Short answer: Yes.
While yes the cloud is highly available and services that are taking offline due to hardware failures, host server reboots due to patching, etc. can your application survive being down for several minutes in the middle of the day?
If the answer to that question is “no”, and the answer to that question probably is “no” then you need to build High Availability into your environment’s design when you move to the cloud. If you don’t build your environment with highly available services, then you’ll be disappointed in your experience being hosted in the cloud.
The same applies for disaster recovery. If you don’t have a DR plan for your systems which are running within the cloud platform then when something does happen that it outside of your, and your cloud providers control, you won’t have a good experience. Your disaster recovery plan could be as simple as backing up databases and file servers to a storage account in another region of the cloud platform. Your disaster recovery plan could be as complicated as running with databases configured within Always On Availability Groups which replicas hosted in three regions of the cloud platform and your web tier being hosted in three different regions with a geographic load balancer configured on top of your web tier to route users to their closest geographical site, and avoiding the site which is down during a DR event.

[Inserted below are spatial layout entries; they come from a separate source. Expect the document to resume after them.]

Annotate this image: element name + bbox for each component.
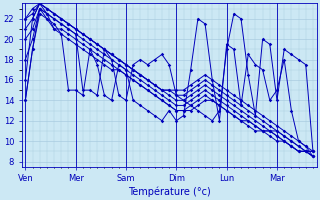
X-axis label: Température (°c): Température (°c) [128, 186, 211, 197]
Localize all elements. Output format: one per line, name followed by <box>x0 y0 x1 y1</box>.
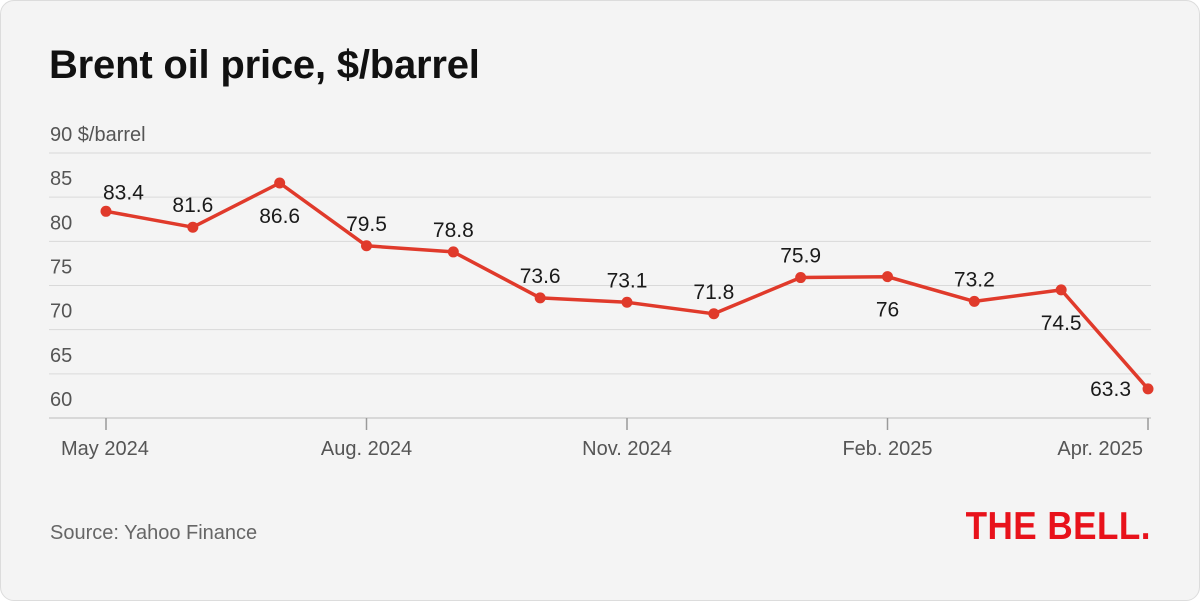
data-point <box>795 272 807 284</box>
data-point <box>187 221 199 233</box>
data-label: 79.5 <box>346 213 387 236</box>
data-point <box>534 292 546 304</box>
x-tick-label: Nov. 2024 <box>582 438 672 460</box>
brand-logo: THE BELL. <box>965 505 1151 548</box>
data-label: 73.6 <box>520 265 561 288</box>
x-tick-label: May 2024 <box>61 438 149 460</box>
data-point <box>447 246 459 258</box>
y-tick-label: 65 <box>50 345 72 367</box>
y-tick-label: 90 $/barrel <box>50 124 146 146</box>
data-label: 73.2 <box>954 268 995 291</box>
data-point <box>100 205 112 217</box>
y-tick-label: 85 <box>50 168 72 190</box>
data-point <box>882 271 893 283</box>
data-point <box>621 296 633 308</box>
x-tick-label: Aug. 2024 <box>321 438 412 460</box>
data-point <box>274 177 286 189</box>
data-point <box>361 240 372 252</box>
data-label: 71.8 <box>693 281 734 304</box>
data-label: 73.1 <box>607 269 648 292</box>
source-note: Source: Yahoo Finance <box>50 522 258 544</box>
data-point <box>1055 284 1067 296</box>
x-tick-label: Apr. 2025 <box>1057 438 1143 460</box>
y-tick-label: 75 <box>50 257 72 279</box>
data-label: 74.5 <box>1041 312 1082 335</box>
y-tick-label: 80 <box>50 212 72 234</box>
y-tick-label: 60 <box>50 389 72 411</box>
data-label: 63.3 <box>1090 378 1131 401</box>
data-point <box>1142 383 1154 395</box>
data-point <box>968 295 980 307</box>
data-label: 81.6 <box>172 194 213 217</box>
chart-title: Brent oil price, $/barrel <box>49 43 480 87</box>
y-tick-label: 70 <box>50 301 72 323</box>
data-point <box>708 308 720 320</box>
x-tick-label: Feb. 2025 <box>842 438 932 460</box>
data-label: 78.8 <box>433 219 474 242</box>
data-label: 86.6 <box>259 205 300 228</box>
data-label: 83.4 <box>103 181 144 204</box>
data-label: 75.9 <box>780 245 821 268</box>
data-label: 76 <box>876 299 899 322</box>
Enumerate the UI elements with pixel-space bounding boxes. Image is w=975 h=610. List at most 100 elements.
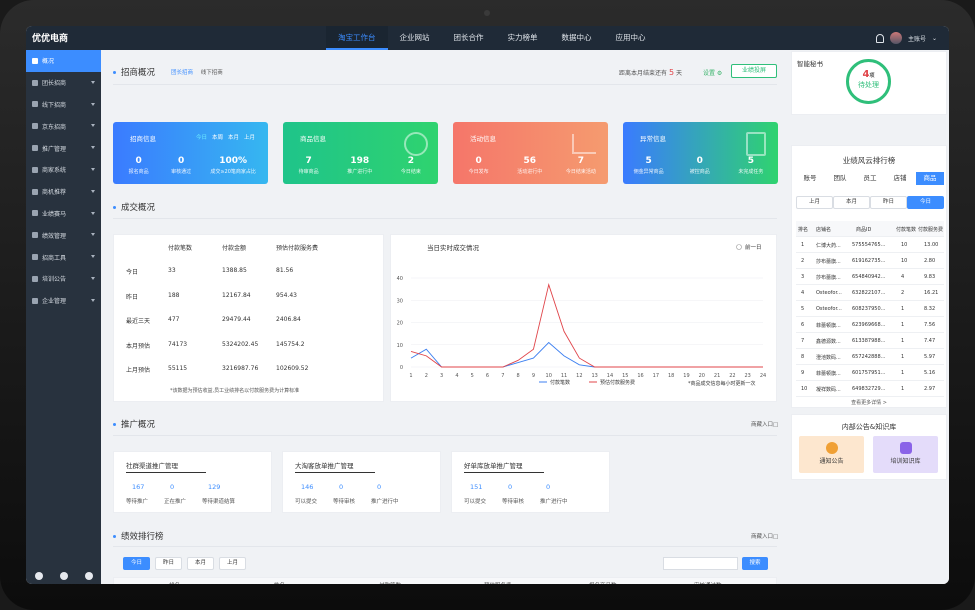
- ranking-period[interactable]: 本月: [833, 196, 870, 209]
- stat-value: 0 被控商品: [689, 156, 710, 175]
- promo-box-title: 好单库放单推广管理: [464, 460, 544, 473]
- promo-entry-link[interactable]: 商藏入口□: [751, 422, 779, 428]
- divider: [113, 435, 777, 436]
- sidebar-item-promo-manage[interactable]: 推广管理: [26, 137, 101, 159]
- report-screen-button[interactable]: 业绩投屏: [731, 64, 777, 78]
- filter-yesterday[interactable]: 昨日: [155, 557, 182, 570]
- promo-stat-value[interactable]: 129: [208, 483, 221, 491]
- sidebar-item-jd-recruit[interactable]: 京东招商: [26, 115, 101, 137]
- sidebar-item-performance-race[interactable]: 业绩赛马: [26, 203, 101, 225]
- tab-offline-recruit[interactable]: 线下招商: [200, 70, 223, 76]
- promo-box[interactable]: 大淘客放单推广管理 146 可以提交 0 等待审核 0 推广进行中: [282, 451, 441, 513]
- sidebar-item-tools[interactable]: 招商工具: [26, 246, 101, 268]
- settings-link[interactable]: 设置 ⚙: [703, 70, 723, 77]
- ranking-tab[interactable]: 商品: [916, 172, 944, 185]
- user-name[interactable]: 主账号: [907, 35, 926, 43]
- ranking-row[interactable]: 7 鑫德源数... 613387988... 1 7.47: [796, 333, 944, 349]
- ranking-period[interactable]: 今日: [907, 196, 944, 209]
- nav-data-center[interactable]: 数据中心: [561, 33, 592, 42]
- tab-leader-recruit[interactable]: 团长招商: [171, 70, 194, 76]
- sidebar-item-training[interactable]: 培训公告: [26, 268, 101, 290]
- notice-button[interactable]: 通知公告: [799, 436, 864, 473]
- ranking-tab[interactable]: 店铺: [893, 174, 907, 182]
- prev-day-option[interactable]: 前一日: [745, 243, 762, 251]
- ranking-row[interactable]: 1 仁博大药... 575554765... 10 13.00: [796, 237, 944, 253]
- nav-rankings[interactable]: 实力榜单: [507, 33, 538, 42]
- ranking-period[interactable]: 昨日: [870, 196, 907, 209]
- help-icon[interactable]: [84, 572, 93, 580]
- promo-box[interactable]: 好单库放单推广管理 151 可以提交 0 等待审核 0 推广进行中: [451, 451, 610, 513]
- promo-stat-value[interactable]: 146: [301, 483, 314, 491]
- ranking-row[interactable]: 3 莎布蕾旗... 654840942... 4 9.83: [796, 269, 944, 285]
- promo-stat-value[interactable]: 151: [470, 483, 483, 491]
- card-recruit-info[interactable]: 招商信息 今日 本周 本月 上月 0 报名商品 0 审核通过 100% 成交≥20笔商…: [113, 122, 268, 184]
- nav-leader-coop[interactable]: 团长合作: [453, 33, 484, 42]
- filter-today[interactable]: 今日: [123, 557, 150, 570]
- stat-value: 7 待审商品: [298, 156, 319, 175]
- ranking-row[interactable]: 6 菲蕾顿旗... 623969668... 1 7.56: [796, 317, 944, 333]
- sidebar-item-offline-recruit[interactable]: 线下招商: [26, 94, 101, 116]
- users-icon: [32, 79, 38, 86]
- ranking-tab[interactable]: 账号: [803, 174, 817, 182]
- x-tick-label: 15: [622, 373, 628, 379]
- bell-icon[interactable]: [875, 33, 884, 43]
- month-countdown: 距离本月结束还有 5 天: [619, 68, 682, 77]
- card-activity-info[interactable]: 活动信息 0 今日发布 56 活动进行中 7 今日结束活动: [453, 122, 608, 184]
- ranking-tab[interactable]: 团队: [833, 174, 847, 182]
- chart-title: 当日实时成交情况: [427, 243, 480, 252]
- promo-stat-value[interactable]: 0: [377, 483, 382, 491]
- ranking-row[interactable]: 8 澄池数码... 657242888... 1 5.97: [796, 349, 944, 365]
- notice-title: 内部公告&知识库: [841, 423, 897, 431]
- promo-stat-value[interactable]: 0: [508, 483, 513, 491]
- deal-note: *该数据为预估收益,员工业绩排名以付款服务费为计算标准: [170, 388, 300, 394]
- chevron-down-icon: [91, 124, 95, 128]
- sidebar-item-overview[interactable]: 概况: [26, 50, 101, 72]
- promo-stat-value[interactable]: 0: [170, 483, 175, 491]
- sidebar-item-company[interactable]: 企业管理: [26, 290, 101, 312]
- ranking-more-link[interactable]: 查看更多详情 >: [851, 400, 887, 406]
- ranking-row[interactable]: 9 菲蕾顿旗... 601757951... 1 5.16: [796, 365, 944, 381]
- x-tick-label: 12: [576, 373, 582, 379]
- search-input[interactable]: [663, 557, 738, 570]
- sidebar-item-opportunity[interactable]: 商机推荐: [26, 181, 101, 203]
- sidebar-item-merchant-system[interactable]: 商家系统: [26, 159, 101, 181]
- promo-box[interactable]: 社群渠道推广管理 167 等待推广 0 正在推广 129 等待渠道结算: [113, 451, 272, 513]
- pending-ring[interactable]: 4项 待处理: [846, 59, 891, 104]
- realtime-chart-panel: 当日实时成交情况 前一日 0 10 20 30 40 1 2 3 4 5 6 7 8 9 10 11 12 13 14 1…: [390, 234, 777, 402]
- ranking-row[interactable]: 5 Osteofor... 608237950... 1 8.32: [796, 301, 944, 317]
- promo-stat-label: 可以提交: [464, 499, 487, 505]
- x-tick-label: 14: [607, 373, 613, 379]
- nav-enterprise-site[interactable]: 企业网站: [399, 33, 430, 42]
- filter-last-month[interactable]: 上月: [219, 557, 246, 570]
- perf-entry-link[interactable]: 商藏入口□: [751, 534, 779, 540]
- search-button[interactable]: 搜索: [742, 557, 768, 570]
- settings-icon[interactable]: [59, 572, 68, 580]
- sidebar-item-leader-recruit[interactable]: 团长招商: [26, 72, 101, 94]
- sidebar-item-kpi[interactable]: 绩效管理: [26, 224, 101, 246]
- column-header: 付款笔数: [379, 581, 401, 584]
- ranking-row[interactable]: 10 凝祥数码... 649832729... 1 2.97: [796, 381, 944, 397]
- nav-taobao-workbench[interactable]: 淘宝工作台: [326, 26, 388, 50]
- chevron-down-icon[interactable]: ⌄: [931, 34, 937, 42]
- card-exception-info[interactable]: 异常信息 5 佣金异常商品 0 被控商品 5 未完成任务: [623, 122, 778, 184]
- promo-stat-label: 可以提交: [295, 499, 318, 505]
- radio-icon[interactable]: [736, 244, 742, 250]
- ranking-header: 排名 店铺名 商品ID 付款笔数 付款服务费: [796, 221, 944, 237]
- promo-stat-value[interactable]: 0: [339, 483, 344, 491]
- filter-this-month[interactable]: 本月: [187, 557, 214, 570]
- ranking-tab[interactable]: 员工: [863, 174, 877, 182]
- edit-icon[interactable]: [34, 572, 43, 580]
- nav-app-center[interactable]: 应用中心: [615, 33, 646, 42]
- x-tick-label: 24: [760, 373, 766, 379]
- ranking-period[interactable]: 上月: [796, 196, 833, 209]
- card-product-info[interactable]: 商品信息 7 待审商品 198 推广进行中 2 今日结束: [283, 122, 438, 184]
- promo-stat-value[interactable]: 0: [546, 483, 551, 491]
- chevron-down-icon: [91, 276, 95, 280]
- avatar[interactable]: [889, 32, 902, 44]
- ranking-row[interactable]: 2 莎布蕾旗... 619162735... 10 2.80: [796, 253, 944, 269]
- megaphone-icon: [32, 145, 38, 152]
- training-kb-button[interactable]: 培训知识库: [873, 436, 938, 473]
- ranking-row[interactable]: 4 Osteofor... 632822107... 2 16.21: [796, 285, 944, 301]
- promo-stat-value[interactable]: 167: [132, 483, 145, 491]
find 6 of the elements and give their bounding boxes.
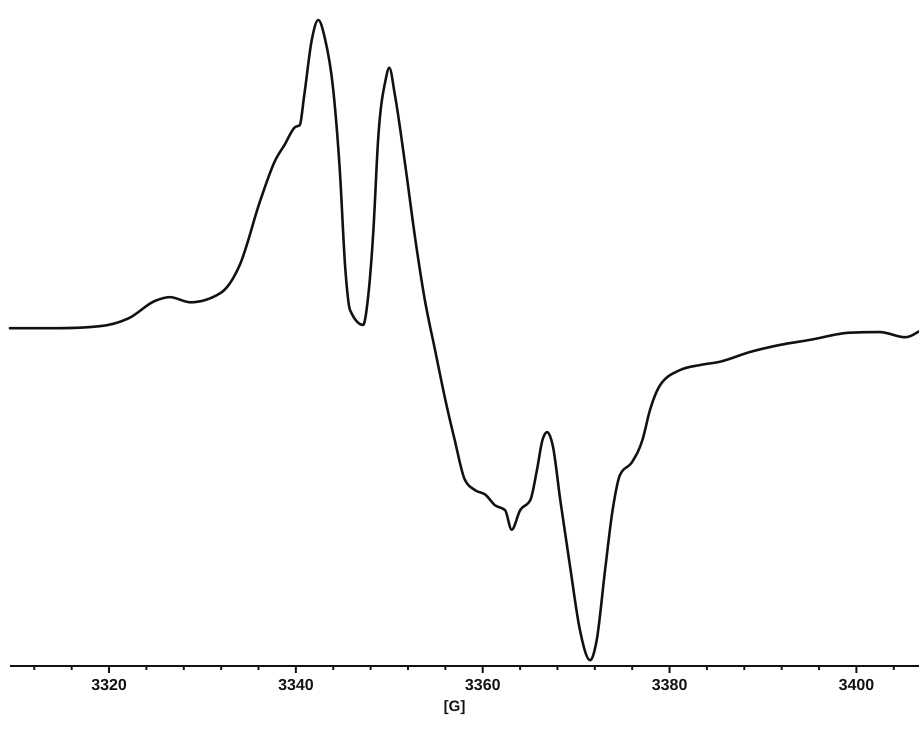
x-tick-label: 3360 [464, 677, 501, 694]
x-tick-label: 3400 [838, 677, 874, 694]
x-tick-label: 3340 [278, 677, 314, 694]
x-tick-label: 3380 [652, 677, 688, 694]
x-tick-label: 3320 [91, 677, 127, 694]
x-axis-title: [G] [444, 698, 466, 715]
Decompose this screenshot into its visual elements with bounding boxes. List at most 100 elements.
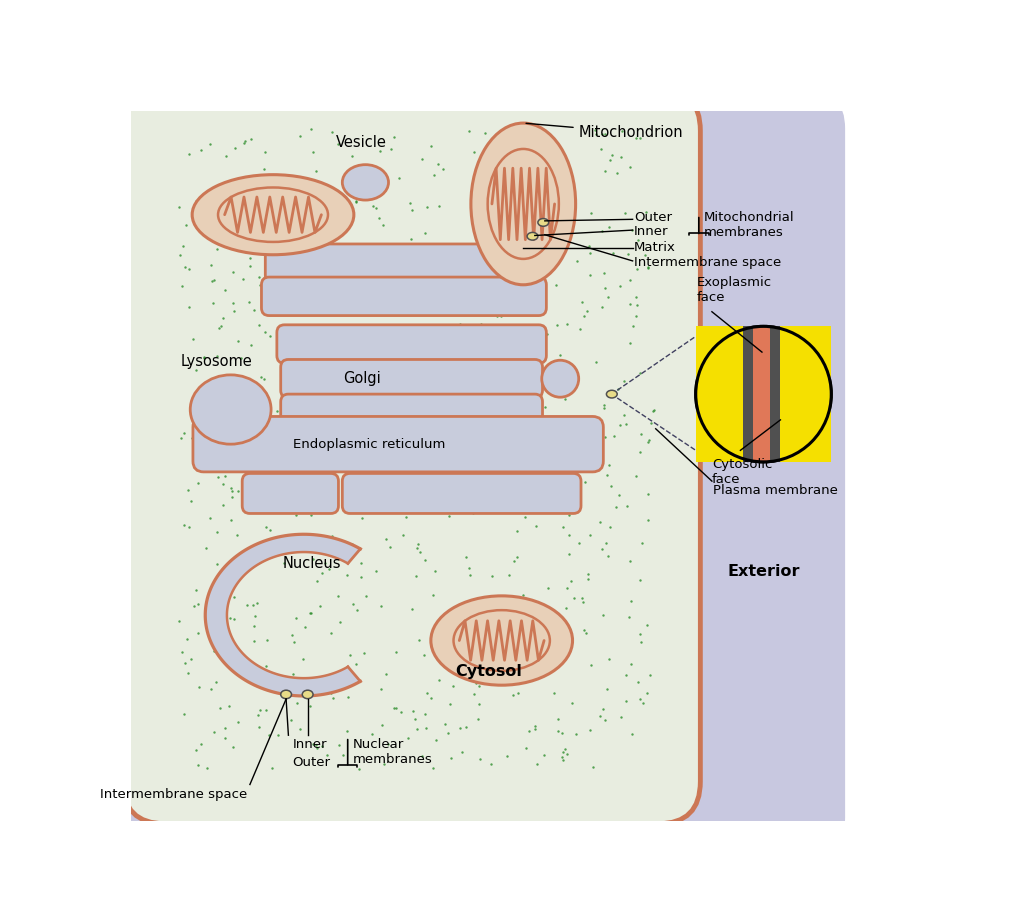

The amount of complexity which is built into the configuration is completely up to the business as to how much or little high availability and disaster recovery they are willing to pay for, and how much down time they are willing to accept due to patching (for HA) and for a total site failure (for DR). We all want no downtime and no data loss, but these things come at a price and we need to understand what these prices are going to be before we start spinning up services in the cloud.